The future of our food depends on tiny seeds in orchards and fields the world over. In 1943, one of the first to recognize this fact, the great botanist Nikolay Vavilov, lay dying of starvation in a Soviet prison. But in the years before Stalin jailed him as a scapegoat for the country’s famines, Vavilov had traveled over five continents, collecting hundreds of thousands of seeds in an effort to outline the ancient centers of agricultural diversity and guard against widespread hunger. Now, another remarkable scientist—and vivid storyteller—has retraced his footsteps. In Where Our Food Comes From, Gary Paul Nabhan weaves together Vavilov’s extraordinary story with his own expeditions to Earth’s richest agricultural landscapes and the cultures that tend them. Retracing Vavilov’s path from Mexico and the Colombian Amazon to the glaciers of the Pamirs in Tajikistan, he draws a vibrant portrait of changes that have occurred since Vavilov’s time and why they matter. In his travels, Nabhan shows how climate change, free trade policies, genetic engineering, and loss of traditional knowledge are threatening our food supply. Through discussions with local farmers, visits to local outdoor markets, and comparison of his own observations in eleven countries to those recorded in Vavilov’s journals and photos, Nabhan reveals just how much diversity has
already been lost. But he also shows what resilient farmers and scientists in many regions are doing to save the remaining living riches of our world. It is a cruel irony that Vavilov, a man who spent his life working to foster nutrition, ultimately died from lack of it. In telling his story, Where Our Food Comes From brings to life the intricate relationships among culture, politics, the land, and the future of the world’s food.
About the Author
Gary Paul Nabhan is an internationally celebrated nature writer, food and farming activist, and proponent of conserving the links between biodiversity and cultural diversity. He has been been honored as a pioneer and creative force in the “local food movement” and seed saving community by Utne Reader, Mother Earth News, New York Times, Bioneers, and Time magazine.
As the W.K. Kellogg Endowed Chair in Sustainable Food Systems at the University of Arizona Southwest Center, he works with students, faculty and non-profits to build a more just, nutritious, sustainable, and climate-resilient foodshed spanning the U.S./Mexico border. He was among the earliest researchers to promote the use of native foods in preventing diabetes, especially in his role as a co-founder and researcher with Native Seeds/SEARCH. Gary is also personally engaged as an orchard-keeper, wild foods forager, and pollinator habitat restorationist working from his small farm in Patagonia, Arizona near the Mexican border. He has helped forge “the radical center” for collaborative conservation among farmers, ranchers, indigenous peoples and environmentalists in the West. He played key roles in establishing the Ironwood Forest National Monument, community-based seed banks, land reserves for conserving wild crop relatives, and restored habitats for migratory pollinators throughout the West.

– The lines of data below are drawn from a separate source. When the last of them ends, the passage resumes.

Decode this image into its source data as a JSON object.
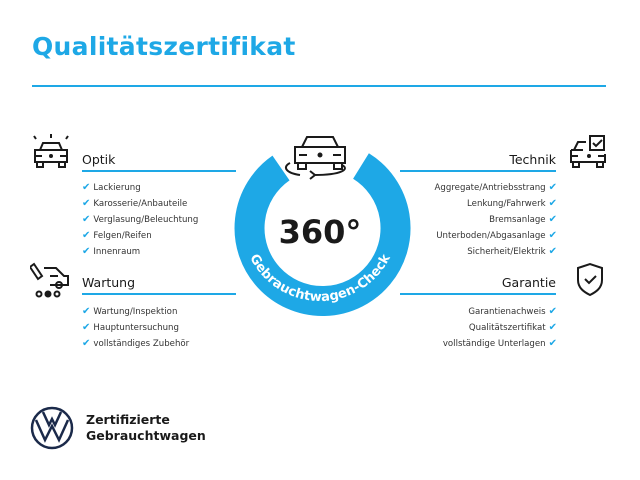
{
  "title": "Qualitätszertifikat",
  "accent_color": "#1ea8e6",
  "badge": {
    "value": "360°",
    "label": "Gebrauchtwagen-Check"
  },
  "sections": {
    "optik": {
      "title": "Optik",
      "icon": "car-lights-icon",
      "items": [
        "Lackierung",
        "Karosserie/Anbauteile",
        "Verglasung/Beleuchtung",
        "Felgen/Reifen",
        "Innenraum"
      ]
    },
    "wartung": {
      "title": "Wartung",
      "icon": "service-van-icon",
      "items": [
        "Wartung/Inspektion",
        "Hauptuntersuchung",
        "vollständiges Zubehör"
      ]
    },
    "technik": {
      "title": "Technik",
      "icon": "car-checkbox-icon",
      "items": [
        "Aggregate/Antriebsstrang",
        "Lenkung/Fahrwerk",
        "Bremsanlage",
        "Unterboden/Abgasanlage",
        "Sicherheit/Elektrik"
      ]
    },
    "garantie": {
      "title": "Garantie",
      "icon": "shield-check-icon",
      "items": [
        "Garantienachweis",
        "Qualitätszertifikat",
        "vollständige Unterlagen"
      ]
    }
  },
  "check_symbol": "✔",
  "footer": {
    "line1": "Zertifizierte",
    "line2": "Gebrauchtwagen",
    "logo": "vw-logo"
  }
}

Agricultural historian Peter Hatch of Monticello has called Nabhan “the lyrical scholar of genetic diversity.” As an Arab-American essayist and poet, he is author or editor of twenty-four books, some of which have been translated into Arabic, Spanish, Italian, French, Croation, Korean, Chinese and Japanese. For his creative writing and its influence on community-based conservation, he has been honored with a MacArthur “genius” award, a Lannan Literary Fellowship, a Southwest Book Award, the John Burroughs Medal for nature writing, the Vavilov Medal, and several honorary degrees and lifetime achievement awards.
He works most of the year as a research scientist at Tumamoc Hill and the Southwest Center of the University of Arizona, but he is also engaged with several food justice and farming alliances, including Sabores Sin Fronteras, Santa Cruz Valley Heritage Alliance, Wild Farm Alliance, Renewing America’s Food Traditions, and the Borderlands Habitat Restoration Initiative. Nabhan is humbled and honored to serve as a professed Ecumenical Franciscan brother, helping the Franciscan Action Network in shaping ethical responses to environmental injustice, to immigration issues, and to climate change.